The game I have consists of 8 tycoons per server. I’d like to make the server size 24 players so that a tycoon owner can invite up to two friends onto their team to use their stuff with them. I dont, however, want any new player to join a server and not have an open tycoon to claim. I am aware that there is a feature to reserve player slots in a server to friends, but I am wary of those friends joining and taking up the other spots (i.e. 3 teams fill up with 3 players each, making 9 players. Nobody else can join the server because only friend slots remain, resulting in 5 unused tycoons).
Ideally, the best way to do this would be via script. Observe the tycoons, and once all tycoons are claimed (or the number of unassigned players equals the number of unclaimed tycoons) then random player joins would be diverted to other servers. I do not know if this is something i can do, but if anyone knows I would love to find out!
In order to tell if a join was “random” (e.g. the player who joined did not join as a result of being invited or is not friends with anyone else in the server) there are at least 2 different options I am aware of:
Player:GetJoinData() - This returns a whole bunch of useful information inside of a table, with keys such as ReferredByPlayerId (as well as LaunchData) being able to immediately indicate if the player was invited to the server.
When a player joins the game (detected via Players.PlayerAdded), perform a check on the tycoons to see if there are still unoccupied tycoons / other criteria that you define. If not, check if ReferredByPlayerId has a value stored; if it does, someone invited them there so they can stay. I’m pretty sure that LaunchData would work in a similar way (empty by default) but I don’t know for sure; you can read more about it on this Roblox Creator Hub Guide if interested.

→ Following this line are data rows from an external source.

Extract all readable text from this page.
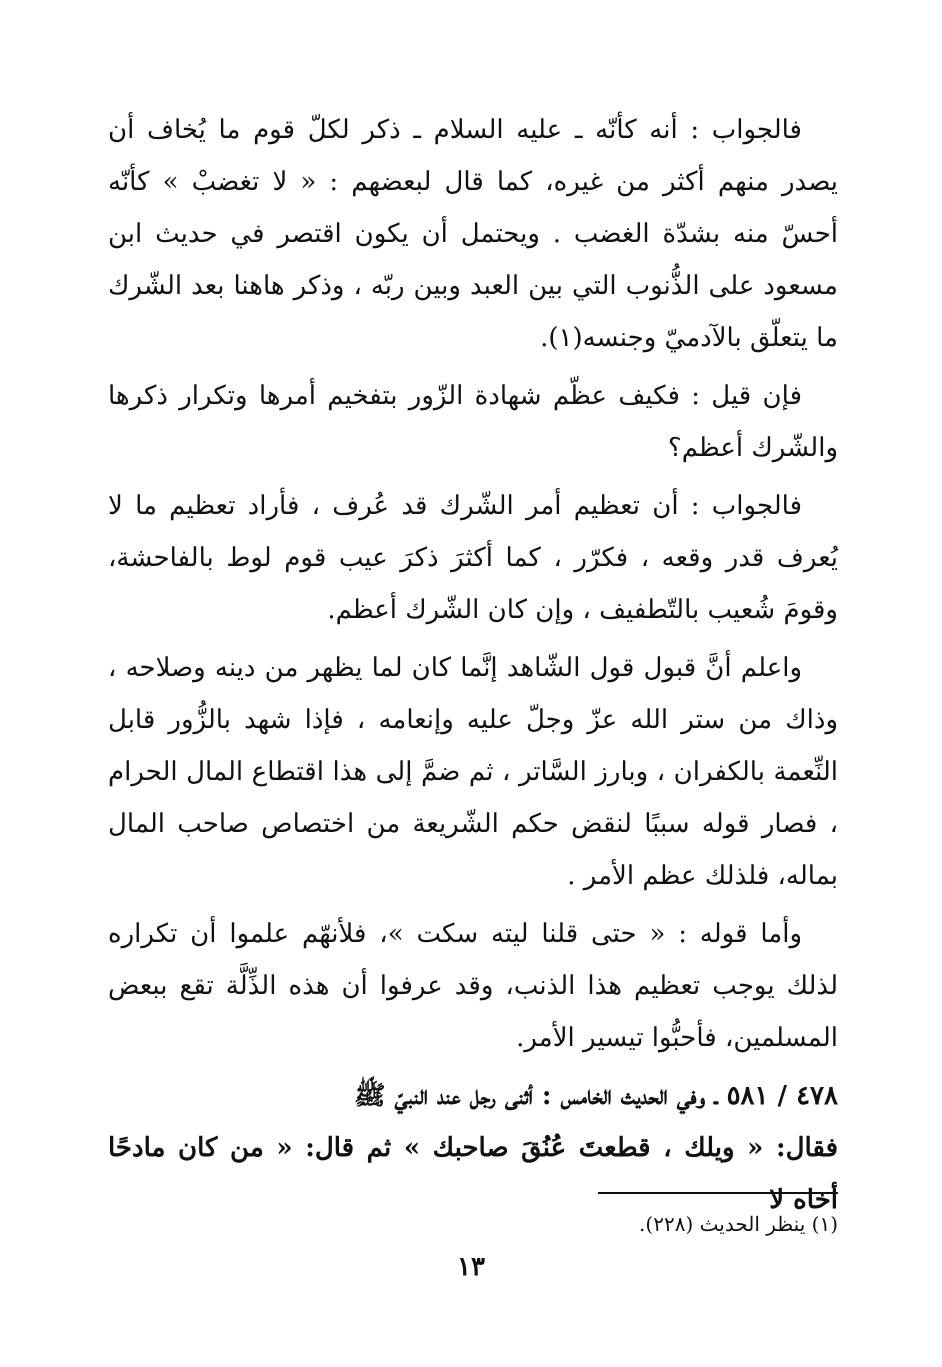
فالجواب : أنه كأنّه ـ عليه السلام ـ ذكر لكلّ قوم ما يُخاف أن يصدر منهم أكثر من غيره، كما قال لبعضهم : « لا تغضبْ » كأنّه أحسّ منه بشدّة الغضب . ويحتمل أن يكون اقتصر في حديث ابن مسعود على الذُّنوب التي بين العبد وبين ربّه ، وذكر هاهنا بعد الشّرك ما يتعلّق بالآدميّ وجنسه(١).

فإن قيل : فكيف عظّم شهادة الزّور بتفخيم أمرها وتكرار ذكرها والشّرك أعظم؟

فالجواب : أن تعظيم أمر الشّرك قد عُرف ، فأراد تعظيم ما لا يُعرف قدر وقعه ، فكرّر ، كما أكثرَ ذكرَ عيب قوم لوط بالفاحشة، وقومَ شُعيب بالتّطفيف ، وإن كان الشّرك أعظم.

واعلم أنَّ قبول قول الشّاهد إنَّما كان لما يظهر من دينه وصلاحه ، وذاك من ستر الله عزّ وجلّ عليه وإنعامه ، فإذا شهد بالزُّور قابل النِّعمة بالكفران ، وبارز السَّاتر ، ثم ضمَّ إلى هذا اقتطاع المال الحرام ، فصار قوله سببًا لنقض حكم الشّريعة من اختصاص صاحب المال بماله، فلذلك عظم الأمر .

وأما قوله : « حتى قلنا ليته سكت »، فلأنهّم علموا أن تكراره لذلك يوجب تعظيم هذا الذنب، وقد عرفوا أن هذه الذِّلَّة تقع ببعض المسلمين، فأحبُّوا تيسير الأمر.

٤٧٨ / ٥٨١ ـ وفي الحديث الخامس : أثنى رجل عند النبيّ ﷺ

فقال: « ويلك ، قطعتَ عُنُقَ صاحبك » ثم قال: « من كان مادحًا أخاه لا

(١) ينظر الحديث (٢٢٨).
١٣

Player:IsFriendsWith() - After inputting a UserId into this method, it’ll return true if the player is friends with that user and false if they are not.

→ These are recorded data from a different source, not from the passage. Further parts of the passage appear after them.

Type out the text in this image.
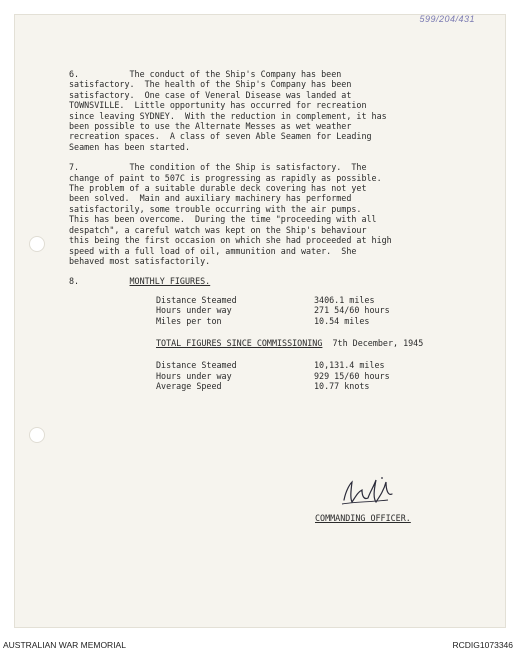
599/204/431

6.	The conduct of the Ship's Company has been

satisfactory.  The health of the Ship's Company has been

satisfactory.  One case of Veneral Disease was landed at

TOWNSVILLE.  Little opportunity has occurred for recreation

since leaving SYDNEY.  With the reduction in complement, it has

been possible to use the Alternate Messes as wet weather

recreation spaces.  A class of seven Able Seamen for Leading

Seamen has been started.

7.	The condition of the Ship is satisfactory.  The

change of paint to 507C is progressing as rapidly as possible.

The problem of a suitable durable deck covering has not yet

been solved.  Main and auxiliary machinery has performed

satisfactorily, some trouble occurring with the air pumps.

This has been overcome.  During the time "proceeding with all

despatch", a careful watch was kept on the Ship's behaviour

this being the first occasion on which she had proceeded at high

speed with a full load of oil, ammunition and water.  She

behaved most satisfactorily.

8.	MONTHLY FIGURES.

Distance Steamed	3406.1 miles
Hours under way	271 54/60 hours
Miles per ton	10.54 miles
TOTAL FIGURES SINCE COMMISSIONING 7th December, 1945
Distance Steamed	10,131.4 miles
Hours under way	929 15/60 hours
Average Speed	10.77 knots
COMMANDING OFFICER.
AUSTRALIAN WAR MEMORIAL	RCDIG1073346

If :GetJoinData() did not have anything that indicated that the player was invited to the server, then you could consider looping through every other player in the server to see if this returns true. If it returns true once for ANY other player in the server, then the player who just joined can stay since it was not a “random join”. Otherwise, if it returns false for every player, that means that the player who joined is not friends with anyone else there.
Disclaimer: The documentation states that calling this “sends a request to the Roblox website”, although it does not specify if this is rate-limited (e.g. can only be called a certain number of times within a given timeframe). Since it does not have async added to the end of it, that leads me to believe that there is not a rate limit, but that is just an inference, so be wary about it potentially failing in-game. Would be useful to run tests of this in a live server prior to implementing it into your main game.

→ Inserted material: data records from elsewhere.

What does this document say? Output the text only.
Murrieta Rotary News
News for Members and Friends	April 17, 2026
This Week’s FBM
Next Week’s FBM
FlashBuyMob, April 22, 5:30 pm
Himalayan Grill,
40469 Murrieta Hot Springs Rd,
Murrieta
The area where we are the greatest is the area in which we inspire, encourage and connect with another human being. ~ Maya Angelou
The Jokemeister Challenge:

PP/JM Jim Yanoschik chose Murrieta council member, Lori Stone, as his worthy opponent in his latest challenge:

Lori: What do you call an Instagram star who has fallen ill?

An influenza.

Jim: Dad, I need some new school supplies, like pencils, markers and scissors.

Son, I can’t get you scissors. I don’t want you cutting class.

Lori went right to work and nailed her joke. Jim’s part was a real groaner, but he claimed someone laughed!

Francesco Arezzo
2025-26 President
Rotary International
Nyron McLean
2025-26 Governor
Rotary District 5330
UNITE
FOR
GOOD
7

Alternatively, there are other, similar methods that can be used to check who a player is friends with, although these are rate-limited and they return an entire list that the script would need to review rather than keeping it limited to directly and individually checking friendship status among players in the server through Player:IsFriendsWith()
Oh, and the topic that I saw these referenced from was one that might be relevant to your use case, so I’ll link it here along with the Roblox Creator Hub documentation pages, just in case you want to review the post, too:
When it comes to teleporting the player to a random server within the same game, if you don’t make use of the Open Cloud and HttpService, you could utilize the MessagingService to achieve that (unless you used a workaround of teleporting to a separate place within the same universe, then teleporting the player back to the main place, although that wouldn’t guarantee that they are placed into a new server).
I know basically nothing about the MessagingService, but here are some resources I found regarding gathering a list of all active servers for a game:
This is useful! but alas, there is no way to turn off random joins directly? This method you mentioned would still work, it just may potentially double loading time as the player will have to join, get diverted to another server, and then join that one
As far as I am aware, that isn’t possible unless you create a custom system of sorts where the starting place for the game is a “lobby” and then every server is created manually through TeleportService:ReserveServer() so that you can control the accessibility of every server.
At least that’s how I think that would work; games like Breadwinner World make use of the structure that I am thinking of. It doesn’t allow you to directly join another player via the website (it says that the place is “restricted” or something along those lines). When you press play on the page of the game, the player temporarily views a loading screen in an initial server / lobby, and then very quickly afterwards, it directly teleports the player into a specific server (which for the case of this game, is whichever server is hosting the persistent world / map where you were the last time you played the game).